Washington - The economic woes facing President Barack Obama took on new urgency on his first day on Tuesday as the global banking crisis intensified and speculation grew on nationalisation of the troubled sector.
US banking shares took a beating on Wall Street, on the heels of fresh trouble in Britain, which launched a huge new bailout, and Belgium, which planned to launch a second rescue plan.
The Standard & Poor's banking index plunged 21% in one of its worst days ever as fears mounted about the sector.
"Financial stocks continue to decline sharply as estimates of write-offs escalate," said Rod Smyth at Riverfront Investment Group.
"Thus far, the financial sector has recognized losses of approximately $1 trillion, but both Wall Street analysts and the International Monetary Fund believe that total losses will ultimately fall closer to two trillion," said Smyth.
"Investors' primary concern is that the government (and taxpayers) will have to inject a lot more capital and will need to be repaid before any profits and dividends can flow to shareholders. There is also a growing fear that weaker banks will be nationalised, leaving shareholders empty-handed."
In Britain, shares in RBS, which is majority owned by the British government, crashed 66.57 and rival Lloyd's fell more than 31%.
Key US bank Citigroup slid 20% to $2.80 and Bank of America - which got a bailout last week of $20bn in US capital - tumbled 28.9% to $5.10.

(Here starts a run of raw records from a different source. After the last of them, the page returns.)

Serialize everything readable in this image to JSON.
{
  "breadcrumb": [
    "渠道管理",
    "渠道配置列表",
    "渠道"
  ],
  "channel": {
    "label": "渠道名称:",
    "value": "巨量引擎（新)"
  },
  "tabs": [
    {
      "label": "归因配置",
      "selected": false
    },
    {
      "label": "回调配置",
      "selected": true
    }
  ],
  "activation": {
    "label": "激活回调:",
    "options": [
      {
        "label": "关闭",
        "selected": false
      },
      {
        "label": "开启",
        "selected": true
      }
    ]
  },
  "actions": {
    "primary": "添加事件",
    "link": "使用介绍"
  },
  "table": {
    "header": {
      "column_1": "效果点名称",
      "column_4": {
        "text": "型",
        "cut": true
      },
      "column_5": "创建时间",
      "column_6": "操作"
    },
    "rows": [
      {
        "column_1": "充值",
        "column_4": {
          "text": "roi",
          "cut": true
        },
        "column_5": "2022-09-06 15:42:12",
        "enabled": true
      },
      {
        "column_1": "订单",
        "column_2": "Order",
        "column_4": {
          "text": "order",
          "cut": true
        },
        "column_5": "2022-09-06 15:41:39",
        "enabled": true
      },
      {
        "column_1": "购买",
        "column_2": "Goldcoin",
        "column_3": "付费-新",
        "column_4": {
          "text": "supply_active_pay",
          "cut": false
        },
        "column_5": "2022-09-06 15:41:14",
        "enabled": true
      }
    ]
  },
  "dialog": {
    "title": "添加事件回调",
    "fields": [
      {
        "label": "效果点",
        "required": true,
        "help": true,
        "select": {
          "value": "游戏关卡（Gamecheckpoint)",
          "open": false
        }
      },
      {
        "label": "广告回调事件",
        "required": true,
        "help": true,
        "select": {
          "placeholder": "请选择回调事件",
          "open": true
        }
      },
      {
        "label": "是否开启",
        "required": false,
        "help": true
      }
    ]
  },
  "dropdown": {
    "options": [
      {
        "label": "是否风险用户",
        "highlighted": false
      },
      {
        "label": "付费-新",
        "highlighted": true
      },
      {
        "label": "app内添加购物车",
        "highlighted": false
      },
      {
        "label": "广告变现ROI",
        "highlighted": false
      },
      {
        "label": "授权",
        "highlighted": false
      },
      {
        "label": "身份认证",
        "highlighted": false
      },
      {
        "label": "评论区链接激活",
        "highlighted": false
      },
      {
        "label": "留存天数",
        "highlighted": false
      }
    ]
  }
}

Among other financial groups, JPMorgan Chase sank 20.7% to $18.09 and Wells Fargo dropped 23.8% to $14.23 as the broad stock market slid more than 5%.
Honeymoon period over
The plunge "served as visceral evidence of what President Barack Obama described in his inaugural remarks as 'a nagging fear that America's decline is inevitable,'" said Elizabeth Harrow at Schaeffer's Investment Research.
Patrick O'Hare at Briefing.com said the market was punishing the banking sector despite the latest bailout last week in which Bank of America got a fresh $20bn in government capital and a guarantee on shaky assets.
The stock market's steep drop suggests "that Mr. Obama's honeymoon period will be a short one - it may already be over."
O'Hare said the market fears "a nationalisation of the banking system" at least in Britain and possibly elsewhere.
The analyst noted that the steep losses projected by RBS of as much as £41.3bn for fiscal 2008 "helped trigger a new round of intervention by the UK that some believe will ultimately lead to a full-scale nationalisation of RBS and perhaps the banking system in the UK."
"After the week Bank of America, Citigroup and others had last week, similar concerns, unthinkable just 18 months ago, continue to fester here at home," O'Hare said.
Brian Wesbury at First Trust Portfolios said an idea gaining credence is an "aggregator bank" to remove the bad assets from the banking system, similar to the Resolution Trust established to clean up US thrifts in the 1980s and 1990s.
But he said the losses have been magnified by "mark to market" accounting rules that force companies to recognise losses instead of holding them through a downturn, and suggested another option.
"Rather than having the government buy all of the bad assets and hold them in a Big Bad Bank, why not allow individual banks that already hold these assets to sequester them and have the federal government provide insurance?" he said.
"Bad loans will still be bad loans, but the erosion in capital accounts from markdowns will be halted. This is the only real way to stop the vicious cycle of mark-to-market accounting without having the government spend even more hard-earned taxpayer dollars."